Open Access
Terminating spiral wave and spatiotemporal chaos in cardiac tissues by using late sodium current
Author(s) -
Xiaoyan Wang,
Peng Wang,
Qianyun Li,
Tang Guo-Ning
Publication year - 2017
Publication title -
wuli xuebao
Language(s) - English
Resource type - Journals
SCImago Journal Rank - 0.199
H-Index - 47
ISSN - 1000-3290
DOI - 10.7498/aps.66.138201
Subject(s) - sodium channel , ventricular fibrillation , depolarization , sodium , defibrillation , ventricular action potential , current (fluid) , medicine , membrane potential , cardiology , physics , biophysics , chemistry , electrophysiology , biology , repolarization , thermodynamics , organic chemistry
Most Na+ channels open transiently upon depolarization of cardiac cell membrane and then are quickly inactivated. However, some Na+ channels remain active, which generate the late sodium current during the action potential plateau. So far, late sodium current has been regarded as a relevant contributor to arrhythmias and its inhibition can suppress re-entrant and multifocal ventricular fibrillation so that its inhibition may become a novel therapeutic strategy to treat cardiac arrhythmias in the future.
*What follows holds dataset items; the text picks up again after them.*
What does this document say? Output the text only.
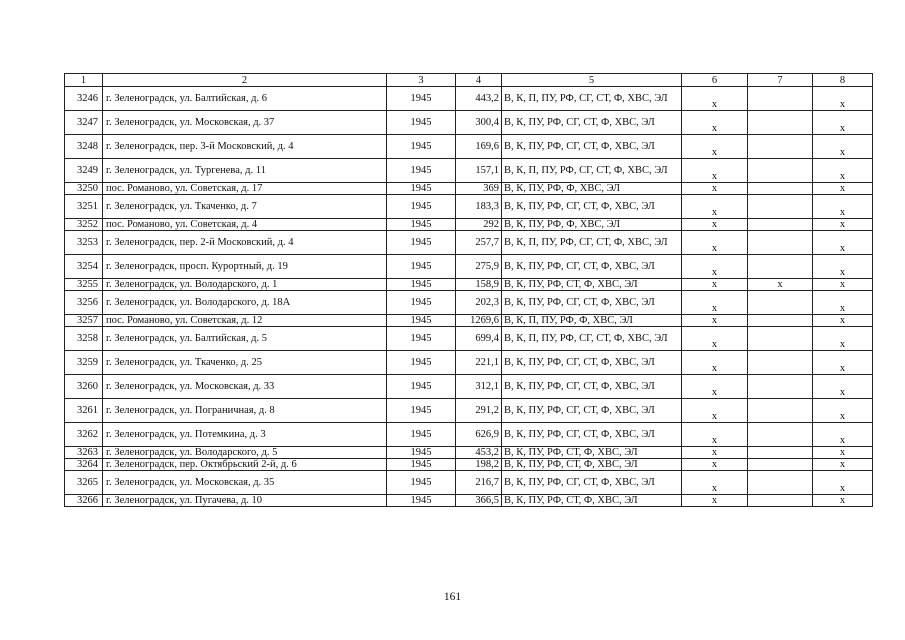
1	2	3	4	5	6	7	8
3246	г. Зеленоградск, ул. Балтийская, д. 6	1945	443,2	В, К, П, ПУ, РФ, СГ, СТ, Ф, ХВС, ЭЛ	x		x
3247	г. Зеленоградск, ул. Московская, д. 37	1945	300,4	В, К, ПУ, РФ, СГ, СТ, Ф, ХВС, ЭЛ	x		x
3248	г. Зеленоградск, пер. 3-й Московский, д. 4	1945	169,6	В, К, ПУ, РФ, СГ, СТ, Ф, ХВС, ЭЛ	x		x
3249	г. Зеленоградск, ул. Тургенева, д. 11	1945	157,1	В, К, П, ПУ, РФ, СГ, СТ, Ф, ХВС, ЭЛ	x		x
3250	пос. Романово, ул. Советская, д. 17	1945	369	В, К, ПУ, РФ, Ф, ХВС, ЭЛ	x		x
3251	г. Зеленоградск, ул. Ткаченко, д. 7	1945	183,3	В, К, ПУ, РФ, СГ, СТ, Ф, ХВС, ЭЛ	x		x
3252	пос. Романово, ул. Советская, д. 4	1945	292	В, К, ПУ, РФ, Ф, ХВС, ЭЛ	x		x
3253	г. Зеленоградск, пер. 2-й Московский, д. 4	1945	257,7	В, К, П, ПУ, РФ, СГ, СТ, Ф, ХВС, ЭЛ	x		x
3254	г. Зеленоградск, просп. Курортный, д. 19	1945	275,9	В, К, ПУ, РФ, СГ, СТ, Ф, ХВС, ЭЛ	x		x
3255	г. Зеленоградск, ул. Володарского, д. 1	1945	158,9	В, К, ПУ, РФ, СТ, Ф, ХВС, ЭЛ	x	x	x
3256	г. Зеленоградск, ул. Володарского, д. 18А	1945	202,3	В, К, ПУ, РФ, СГ, СТ, Ф, ХВС, ЭЛ	x		x
3257	пос. Романово, ул. Советская, д. 12	1945	1269,6	В, К, П, ПУ, РФ, Ф, ХВС, ЭЛ	x		x
3258	г. Зеленоградск, ул. Балтийская, д. 5	1945	699,4	В, К, П, ПУ, РФ, СГ, СТ, Ф, ХВС, ЭЛ	x		x
3259	г. Зеленоградск, ул. Ткаченко, д. 25	1945	221,1	В, К, ПУ, РФ, СГ, СТ, Ф, ХВС, ЭЛ	x		x
3260	г. Зеленоградск, ул. Московская, д. 33	1945	312,1	В, К, ПУ, РФ, СГ, СТ, Ф, ХВС, ЭЛ	x		x
3261	г. Зеленоградск, ул. Пограничная, д. 8	1945	291,2	В, К, ПУ, РФ, СГ, СТ, Ф, ХВС, ЭЛ	x		x
3262	г. Зеленоградск, ул. Потемкина, д. 3	1945	626,9	В, К, ПУ, РФ, СГ, СТ, Ф, ХВС, ЭЛ	x		x
3263	г. Зеленоградск, ул. Володарского, д. 5	1945	453,2	В, К, ПУ, РФ, СТ, Ф, ХВС, ЭЛ	x		x
3264	г. Зеленоградск, пер. Октябрьский 2-й, д. 6	1945	198,2	В, К, ПУ, РФ, СТ, Ф, ХВС, ЭЛ	x		x
3265	г. Зеленоградск, ул. Московская, д. 35	1945	216,7	В, К, ПУ, РФ, СГ, СТ, Ф, ХВС, ЭЛ	x		x
3266	г. Зеленоградск, ул. Пугачева, д. 10	1945	366,5	В, К, ПУ, РФ, СТ, Ф, ХВС, ЭЛ	x		x
161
Therefore, how to inhibit late sodium current has received special attention. Since both the late sodium current and defibrillation shocks can lead to the increase of action potential duration, the late sodium current can be used to terminate ventricular fibrillation. However, the suppression of spiral wave and spatiotemporal chaos in cardiac tissues via late sodium current has been neglected. In this paper, we use the model of human heart to study the suppression of spiral wave and spatiotemporal chaos in two-dimensional cardiac tissue by generating late sodium current. We suggest that such a control strategy to induce late sodium current. The slow inactivation gate of sodium channel is clamped to 0.7 while the threshold voltage of corresponding fast inactivation gate is real-timely modulated. We first reduce the threshold voltage from 71.55 mV to 50.55 mV within the time interval T1, and then increase it from 50.55 mV to 71.55 mV within the time interval T2. When the threshold voltage returns to 71.55 mV, the changes of the relevant inactivation gates of sodium channel go back to normal dynamic state. Numerical simulation results show that when the control parameters are properly chosen, the control-induced late sodium current can effectively suppress spiral wave and spatiotemporal chaos even if there are some cardiac cells with spontaneous late sodium current. The advantage of the control scheme is that the control-induced late sodium current is small. The control duration is short because the spiral wave and spatiotemporal chaos disappear mainly due to the conduction obstacle. In a few cases, the spatiotemporal chaos disappears through the transition from spiral wave to target wave. We hope that these results may provide a new strategy to treat heart disease.